Yes, My experience was similar. Running analyze on the two culprit tables in a 5 GB database took a couple of seconds, maybe less. That said, I will follow Simon’s advice and run analyze consciously, not automatically via a program. Should do the trick for me. Thanks all, especially to Dan Kennedy, for helping solve this.

(6.1) By Richard Hipp (drh) on 2020-03-13 15:49:03 edited from 6.0 in reply to 4 [link] [source]

ANALYZE can take a long time

I just ran ANALYZE on the 93.7MB SQLite Fossil repository on my desktop and it took 161 milliseconds.

But, yeah, depending on the database and the schema and the hardware on which it is running, ANALYZE can sometimes be expensive as it does have to do a full scan of every index. Finding ways to make this work better is an area of active research. The new approximate-analyze branch, for example, is intended to be a place where I can experiment with ideas of computing a reasonable analysis using sampling of each index rather than reading each index from end to end. (I had hoped to get to work on that some today, but I might end up spending the whole day working on this forum...)

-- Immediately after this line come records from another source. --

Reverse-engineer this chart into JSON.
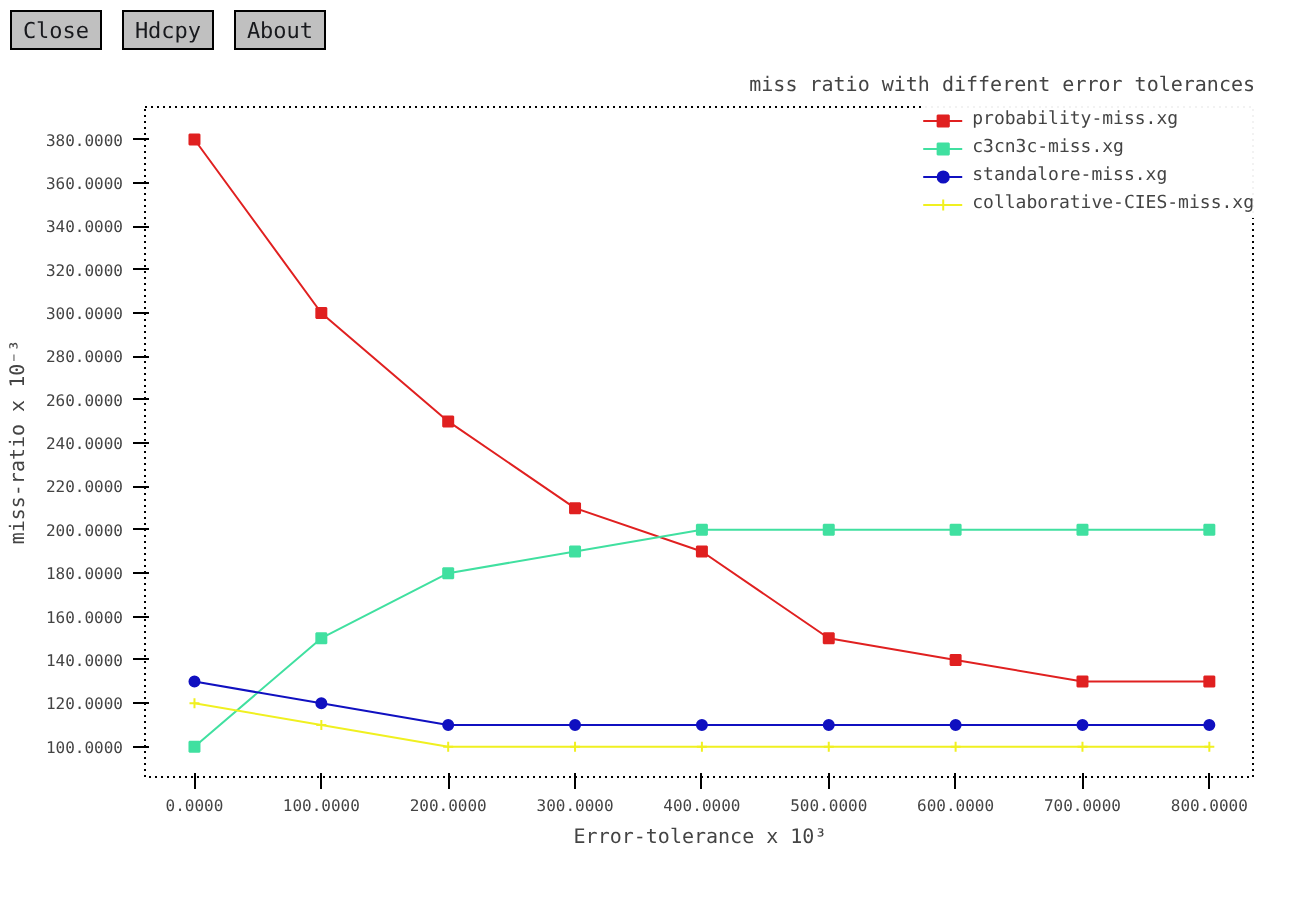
{
  "chart_data": {
    "type": "line",
    "title": "miss ratio with different error tolerances",
    "xlabel": "Error-tolerance x 10³",
    "ylabel": "miss-ratio x 10⁻³",
    "annotations": [
      "Close",
      "Hdcpy",
      "About"
    ],
    "x": [
      0,
      100,
      200,
      300,
      400,
      500,
      600,
      700,
      800
    ],
    "xlim": [
      -39,
      836
    ],
    "ylim": [
      86,
      395
    ],
    "xticks": [
      {
        "value": 0,
        "label": "0.0000"
      },
      {
        "value": 100,
        "label": "100.0000"
      },
      {
        "value": 200,
        "label": "200.0000"
      },
      {
        "value": 300,
        "label": "300.0000"
      },
      {
        "value": 400,
        "label": "400.0000"
      },
      {
        "value": 500,
        "label": "500.0000"
      },
      {
        "value": 600,
        "label": "600.0000"
      },
      {
        "value": 700,
        "label": "700.0000"
      },
      {
        "value": 800,
        "label": "800.0000"
      }
    ],
    "yticks": [
      {
        "value": 100,
        "label": "100.0000"
      },
      {
        "value": 120,
        "label": "120.0000"
      },
      {
        "value": 140,
        "label": "140.0000"
      },
      {
        "value": 160,
        "label": "160.0000"
      },
      {
        "value": 180,
        "label": "180.0000"
      },
      {
        "value": 200,
        "label": "200.0000"
      },
      {
        "value": 220,
        "label": "220.0000"
      },
      {
        "value": 240,
        "label": "240.0000"
      },
      {
        "value": 260,
        "label": "260.0000"
      },
      {
        "value": 280,
        "label": "280.0000"
      },
      {
        "value": 300,
        "label": "300.0000"
      },
      {
        "value": 320,
        "label": "320.0000"
      },
      {
        "value": 340,
        "label": "340.0000"
      },
      {
        "value": 360,
        "label": "360.0000"
      },
      {
        "value": 380,
        "label": "380.0000"
      }
    ],
    "grid": false,
    "legend": "top right",
    "series": [
      {
        "name": "probability-miss.xg",
        "color": "#e02020",
        "marker": "square",
        "values": [
          380,
          300,
          250,
          210,
          190,
          150,
          140,
          130,
          130
        ]
      },
      {
        "name": "c3cn3c-miss.xg",
        "color": "#40e0a0",
        "marker": "square",
        "values": [
          100,
          150,
          180,
          190,
          200,
          200,
          200,
          200,
          200
        ]
      },
      {
        "name": "standalore-miss.xg",
        "color": "#1010c0",
        "marker": "circle",
        "values": [
          130,
          120,
          110,
          110,
          110,
          110,
          110,
          110,
          110
        ]
      },
      {
        "name": "collaborative-CIES-miss.xg",
        "color": "#f0f020",
        "marker": "cross",
        "values": [
          120,
          110,
          100,
          100,
          100,
          100,
          100,
          100,
          100
        ]
      }
    ]
  }
}
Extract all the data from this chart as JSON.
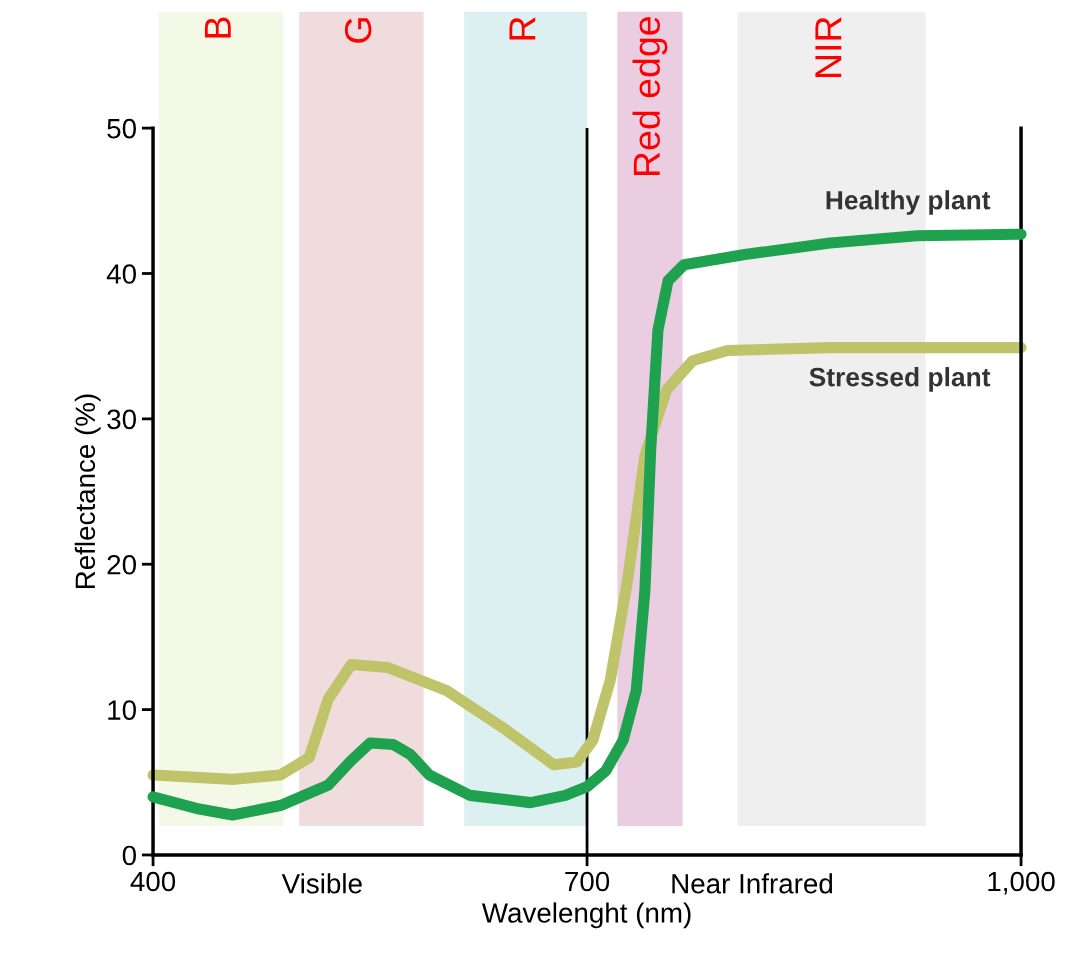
{
  "chart_data": {
    "type": "line",
    "xlabel": "Wavelenght (nm)",
    "ylabel": "Reflectance (%)",
    "xlim": [
      400,
      1000
    ],
    "xticks": [
      400,
      700,
      {
        "value": 1000,
        "label": "1,000"
      }
    ],
    "ylim": [
      0,
      50
    ],
    "yticks": [
      0,
      10,
      20,
      30,
      40,
      50
    ],
    "grid": false,
    "legend": false,
    "marker": "none",
    "line_style": "solid",
    "annotations": [
      "Visible",
      "Near Infrared"
    ],
    "bands": [
      {
        "axis": "x",
        "from": 404,
        "to": 490,
        "label": "B",
        "color": "#f3f9e6"
      },
      {
        "axis": "x",
        "from": 501,
        "to": 587,
        "label": "G",
        "color": "#f0dcdc"
      },
      {
        "axis": "x",
        "from": 615,
        "to": 700,
        "label": "R",
        "color": "#dcf0f2"
      },
      {
        "axis": "x",
        "from": 721,
        "to": 766,
        "label": "Red edge",
        "color": "#ebcde2"
      },
      {
        "axis": "x",
        "from": 804,
        "to": 934,
        "label": "NIR",
        "color": "#efefef"
      }
    ],
    "ref_lines": [
      {
        "axis": "x",
        "value": 700,
        "color": "#000000"
      }
    ],
    "series": [
      {
        "name": "Healthy plant",
        "color": "#1fa24f",
        "x": [
          400,
          430,
          455,
          488,
          521,
          537,
          550,
          566,
          578,
          591,
          619,
          661,
          685,
          700,
          713,
          725,
          734,
          740,
          744,
          749,
          756,
          767,
          809,
          868,
          928,
          1000
        ],
        "values": [
          4.0,
          3.2,
          2.75,
          3.4,
          4.8,
          6.5,
          7.7,
          7.6,
          6.9,
          5.5,
          4.1,
          3.6,
          4.1,
          4.7,
          5.8,
          7.9,
          11.3,
          18.2,
          27.9,
          36.1,
          39.5,
          40.6,
          41.3,
          42.1,
          42.6,
          42.7
        ]
      },
      {
        "name": "Stressed plant",
        "color": "#bfc46a",
        "x": [
          400,
          455,
          488,
          508,
          521,
          537,
          562,
          603,
          644,
          677,
          693,
          704,
          716,
          728,
          740,
          755,
          773,
          797,
          868,
          1000
        ],
        "values": [
          5.5,
          5.2,
          5.5,
          6.7,
          10.7,
          13.1,
          12.9,
          11.3,
          8.6,
          6.2,
          6.4,
          7.9,
          12.0,
          18.9,
          27.5,
          32.0,
          34.0,
          34.7,
          34.9,
          34.9
        ]
      }
    ]
  }
}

See also the PRAGMA optimize command, which is intended to be run by applications as they are shutting down. The PRAGMA optimize command might run an ANALYZE on one or two indexes, on an as needed basis, but it does not typically run a complete ANALYZE on all indexes, and so it tends to be faster. And it knows how to rerun ANALYZE when the content of the database changes significantly. Fossil has been using PRAGMA optimize for about 3 years now and that has worked out quite well.